A robotic arm removed the garbage, weighing as much as an SUV, from the outside of the space station and turned it into Earth’s orbit, according to NASA. The federal agency’s plan hinged on the belief that the discarded batteries, which were traveling more than 22 times faster than the speed of sound, would eventually burn up as they hit the atmosphere.
The garbage “will orbit the Earth for two to four years before burning up harmlessly,” NASA said when the pallet was placed on March 11, 2021.
The European Space Agency, which regularly tracks objects in space centered on Earth, said in a statement on March 8, “While some parts may reach the ground, the casualty risk – the likelihood of someone being hit – is very high low.
“Large uncertainties, driven primarily by changing levels of atmospheric drag, prevent more accurate predictions at this time,” according to the ESA, which is one of NASA’s partners in the orbiting laboratory.
Not the first uncontrolled reentry
To be clear, there are thousands of pieces of uncontrolled junk in space, including spent rocket parts, abnormal satellites, and debris from satellite collisions and weapons tests.
The vast majority of the detritus is completely burned on its way to Earth.
However, other massive objects have previously returned uncontrollably from space, including a 22-tonne rocket body built in China that was jettisoned into the Pacific Ocean in 2022. It is likely that pieces of the rocket survived, sinking water to the bottom of the sea. Members of the international aerospace community, including NASA, criticized the China National Space Administration for the move.
But the debris that hit Otero’s house was the result of a miscalculation about how space junk behaves.
NASA already has strong policies in place to prevent objects from colliding in space — or affecting populated areas on Earth, said John Crasidis, a space debris expert and Moog Professor of Innovation at the University at Buffalo’s School of Engineering and Applied Science .

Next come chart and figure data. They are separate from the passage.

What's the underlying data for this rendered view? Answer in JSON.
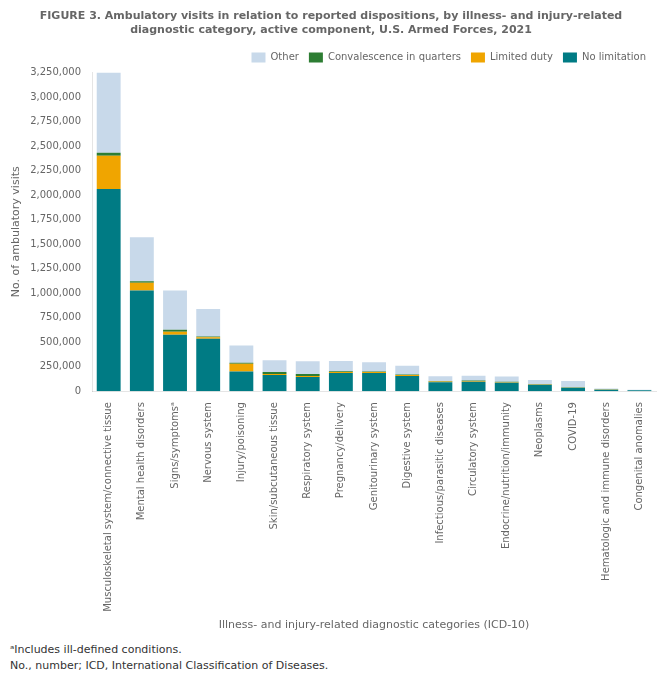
{
  "chart_data": {
    "type": "bar",
    "title": "FIGURE 3. Ambulatory visits in relation to reported dispositions, by illness- and injury-related\ndiagnostic category, active component, U.S. Armed Forces, 2021",
    "xlabel": "Illness- and injury-related diagnostic categories (ICD-10)",
    "ylabel": "No. of ambulatory visits",
    "annotations": [
      "ᵃIncludes ill-defined conditions.",
      "No., number; ICD, International Classification of Diseases."
    ],
    "categories": [
      "Musculoskeletal system/connective tissue",
      "Mental health disorders",
      "Signs/symptomsᵃ",
      "Nervous system",
      "Injury/poisoning",
      "Skin/subcutaneous tissue",
      "Respiratory system",
      "Pregnancy/delivery",
      "Genitourinary system",
      "Digestive system",
      "Infectious/parasitic diseases",
      "Circulatory system",
      "Endocrine/nutrition/immunity",
      "Neoplasms",
      "COVID-19",
      "Hematologic and immune disorders",
      "Congenital anomalies"
    ],
    "series": [
      {
        "name": "No limitation",
        "color": "#007b84",
        "values": [
          2060000,
          1025000,
          575000,
          535000,
          200000,
          165000,
          145000,
          185000,
          185000,
          155000,
          90000,
          95000,
          85000,
          65000,
          35000,
          15000,
          8000
        ]
      },
      {
        "name": "Limited duty",
        "color": "#f0a500",
        "values": [
          340000,
          80000,
          30000,
          15000,
          80000,
          10000,
          10000,
          10000,
          10000,
          10000,
          8000,
          8000,
          5000,
          5000,
          3000,
          2000,
          1000
        ]
      },
      {
        "name": "Convalescence in quarters",
        "color": "#2d7d33",
        "values": [
          30000,
          15000,
          20000,
          8000,
          10000,
          20000,
          20000,
          8000,
          5000,
          5000,
          5000,
          5000,
          5000,
          3000,
          1000,
          1000,
          500
        ]
      },
      {
        "name": "Other",
        "color": "#c8d9ea",
        "values": [
          820000,
          450000,
          400000,
          280000,
          175000,
          120000,
          130000,
          105000,
          95000,
          90000,
          50000,
          50000,
          55000,
          40000,
          65000,
          10000,
          5000
        ]
      }
    ],
    "stacked": true,
    "ylim": [
      0,
      3250000
    ],
    "yticks": [
      0,
      {
        "value": 250000,
        "label": "250,000"
      },
      {
        "value": 500000,
        "label": "500,000"
      },
      {
        "value": 750000,
        "label": "750,000"
      },
      {
        "value": 1000000,
        "label": "1,000,000"
      },
      {
        "value": 1250000,
        "label": "1,250,000"
      },
      {
        "value": 1500000,
        "label": "1,500,000"
      },
      {
        "value": 1750000,
        "label": "1,750,000"
      },
      {
        "value": 2000000,
        "label": "2,000,000"
      },
      {
        "value": 2250000,
        "label": "2,250,000"
      },
      {
        "value": 2500000,
        "label": "2,500,000"
      },
      {
        "value": 2750000,
        "label": "2,750,000"
      },
      {
        "value": 3000000,
        "label": "3,000,000"
      },
      {
        "value": 3250000,
        "label": "3,250,000"
      }
    ],
    "legend": "upper right",
    "grid": false
  }
}
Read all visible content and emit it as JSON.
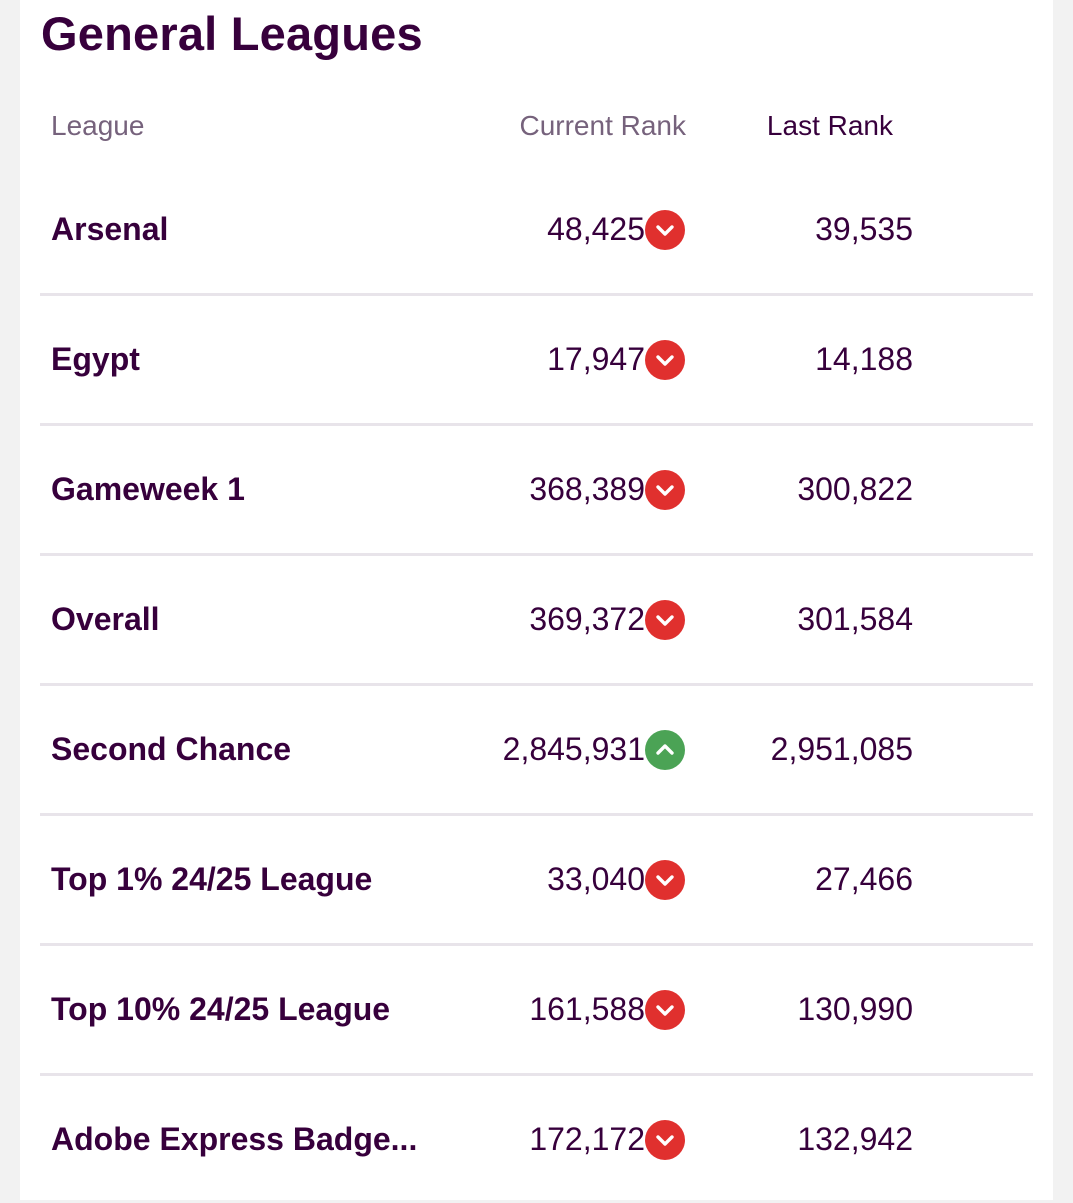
{
  "header": {
    "title": "General Leagues"
  },
  "columns": {
    "league": "League",
    "current_rank": "Current Rank",
    "last_rank": "Last Rank"
  },
  "colors": {
    "down": "#e0302e",
    "up": "#4ba355",
    "text": "#37003c"
  },
  "leagues": [
    {
      "name": "Arsenal",
      "current": "48,425",
      "trend": "down",
      "last": "39,535"
    },
    {
      "name": "Egypt",
      "current": "17,947",
      "trend": "down",
      "last": "14,188"
    },
    {
      "name": "Gameweek 1",
      "current": "368,389",
      "trend": "down",
      "last": "300,822"
    },
    {
      "name": "Overall",
      "current": "369,372",
      "trend": "down",
      "last": "301,584"
    },
    {
      "name": "Second Chance",
      "current": "2,845,931",
      "trend": "up",
      "last": "2,951,085"
    },
    {
      "name": "Top 1% 24/25 League",
      "current": "33,040",
      "trend": "down",
      "last": "27,466"
    },
    {
      "name": "Top 10% 24/25 League",
      "current": "161,588",
      "trend": "down",
      "last": "130,990"
    },
    {
      "name": "Adobe Express Badge...",
      "current": "172,172",
      "trend": "down",
      "last": "132,942"
    }
  ]
}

But, in this case, the federal agency’s assumption that the debris it tossed aside in 2021 would not pose a threat to humans on earth when it headed back toward Earth in March was a serious mistake. The space agency should be more conservative in its analysis if it tries a similar debris disposal method in the future, he said.
“I think this was a good wake-up call to say, ‘Hey we have to do better’ — and the United States should never be in a situation where something like this came down and went through a house in Florida,” Crassidis. said.